Словом, у Ермолова были немалые основания, чтобы не спешить с публикацией своих «Записок…». Впервые они вышли в свет только в начале 1860-х годов, но сразу в пяти изданиях и двух редакциях. Это было уже время либеральных реформ Александра II.


«Черногорцы? Что такое?» 19 октября 1836 года Пушкин призывал однокашников по лицею:

Припомните, о други, с той поры,

Когда наш круг судьба соединила,

Чему, чему свидетели мы были!

За четверть века (со дня поступления подростка Саши в привилегированное учебное заведение) в мире произошла масса знаменательных событий во всех областях человеческой деятельности, но поэта интересовали только те, которые были омыты кровью:

Игралища таинственной игры,

Металися смущённые народы,

И высились и падали цари,

И кровь людей то славы, то свободы,

То гордости багрила алтари.

С кровью, как известно, связаны войны, революции и стихийные бедствия. Пушкина интересовали первые. Правда, в последний период своего творчества войнам и движениям народных масс он уделял мало внимания, так как был погружён в события XVIII столетия: «История Петра», «История Пугачёва», «Капитанская дочка». Период же 1811–1815 годов нашёл отражение только в трёх произведениях поэта: «Бонапарт и черногорцы», «Полководец», «Была пора».
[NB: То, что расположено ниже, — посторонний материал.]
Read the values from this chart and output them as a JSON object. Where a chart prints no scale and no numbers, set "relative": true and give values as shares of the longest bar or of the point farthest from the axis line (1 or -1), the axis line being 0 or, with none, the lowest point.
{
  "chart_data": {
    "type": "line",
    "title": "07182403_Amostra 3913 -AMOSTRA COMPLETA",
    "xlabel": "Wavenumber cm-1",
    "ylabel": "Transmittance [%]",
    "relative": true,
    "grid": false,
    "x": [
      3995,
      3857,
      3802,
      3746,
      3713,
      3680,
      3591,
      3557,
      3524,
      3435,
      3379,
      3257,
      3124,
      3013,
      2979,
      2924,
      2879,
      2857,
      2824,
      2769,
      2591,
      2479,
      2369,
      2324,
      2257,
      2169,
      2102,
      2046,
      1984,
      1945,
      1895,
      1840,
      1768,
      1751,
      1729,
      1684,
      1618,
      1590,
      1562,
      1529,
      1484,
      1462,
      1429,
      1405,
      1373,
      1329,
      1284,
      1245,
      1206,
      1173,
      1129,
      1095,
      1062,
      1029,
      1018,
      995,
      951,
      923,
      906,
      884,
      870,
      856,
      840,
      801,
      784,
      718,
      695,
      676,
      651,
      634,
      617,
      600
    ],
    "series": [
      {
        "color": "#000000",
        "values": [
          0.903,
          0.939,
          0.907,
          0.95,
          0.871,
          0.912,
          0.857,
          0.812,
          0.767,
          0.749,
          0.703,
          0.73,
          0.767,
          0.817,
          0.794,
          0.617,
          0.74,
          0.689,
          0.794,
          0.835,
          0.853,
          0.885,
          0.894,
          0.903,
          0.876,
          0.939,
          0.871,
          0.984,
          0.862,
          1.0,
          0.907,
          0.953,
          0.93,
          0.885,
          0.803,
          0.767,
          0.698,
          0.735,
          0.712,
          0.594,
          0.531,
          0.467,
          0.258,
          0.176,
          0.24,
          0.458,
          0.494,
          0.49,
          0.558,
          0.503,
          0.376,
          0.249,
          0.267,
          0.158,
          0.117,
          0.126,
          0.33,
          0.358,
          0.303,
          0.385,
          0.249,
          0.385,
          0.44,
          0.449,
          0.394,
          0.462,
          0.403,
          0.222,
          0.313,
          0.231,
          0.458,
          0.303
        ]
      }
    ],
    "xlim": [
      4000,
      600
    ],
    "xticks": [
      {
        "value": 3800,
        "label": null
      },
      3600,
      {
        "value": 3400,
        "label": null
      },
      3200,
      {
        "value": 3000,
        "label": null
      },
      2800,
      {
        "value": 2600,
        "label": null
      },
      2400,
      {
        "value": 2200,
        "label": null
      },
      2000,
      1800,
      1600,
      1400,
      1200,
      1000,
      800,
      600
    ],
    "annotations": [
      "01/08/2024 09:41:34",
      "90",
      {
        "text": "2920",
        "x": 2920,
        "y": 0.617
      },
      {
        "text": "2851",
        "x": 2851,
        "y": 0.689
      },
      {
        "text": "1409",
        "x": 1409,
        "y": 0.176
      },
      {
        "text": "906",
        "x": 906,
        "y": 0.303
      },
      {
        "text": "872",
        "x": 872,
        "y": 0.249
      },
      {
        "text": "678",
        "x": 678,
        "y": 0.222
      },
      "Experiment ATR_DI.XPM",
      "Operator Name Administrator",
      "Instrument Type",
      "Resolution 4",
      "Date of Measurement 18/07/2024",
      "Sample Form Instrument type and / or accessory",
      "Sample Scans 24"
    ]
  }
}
В 1835 году в «Библиотеке для чтения» Пушкин опубликовал 16 стихотворений под общим названием «Песни западных славян». Это была мистификация французского писателя Мериме, который выдал свои произведения за народное творчество. Александр Сергеевич перевёл «Песни…», подвергнув их значительной обработке. К теме данной книги относится только одна из них — «Бонапарт и черногорцы»:

«Черногорцы? что такое? —

Бонапарте вопросил. —

Правда ль, это племя злое,

Не боится наших сил?

Так раскаятся ж нахалы:

Объявить их старшинам,

Чтобы ружья и кинжалы

Все несли к моим ногам».

Наполеон мало что знал о малочисленном, но воинственном народе, обитающем на западе Балканского полуострова. Ещё меньше знали о прославленном воителе весьма далёкие от европейской цивилизации черногорцы. Но они не любили, когда в их полудикие горы вторгались чужаки, и умели дать им достойный отпор:

Идут тесно под скалами.

Вдруг смятение!.. Глядят:

У себя над головами

Красных шапок видят ряд.

«Стой! пали! Пусть каждый сбросит

Черногорца одного.

Здесь пощады враг не просит,

Не щадите ж никого!»

Ружья грянули, упали

Шапки красные с шестов.

Мы под ними ниц лежали,

Притаясь между кустов.

Дружным залпом отвечали

Мы французам. «Это что? —

Удивясь, они сказали. —

Эхо, что ли?» Нет, не то!

Их полковник повалился.

С ним сто двадцать человек.

Весь отряд его смутился,

Кто как мог пустился в бег.

Как видим, Бонапартом в «Песне…», начинающейся с его имени, и не пахнет, не он «герой» вторжения. Но кто послал французов в их край, черногорцы знали, что и запечатлено в последней строфе «Песни…»:

И французы ненавидят

С той поры наш вольный край

И краснеют, коль завидят

Шапку нашу невзначай.

Сюжет «Песни…» вполне соотносится с действиями наших партизан в период Отечественной войны 1812 года, чем и привлёк внимание поэта.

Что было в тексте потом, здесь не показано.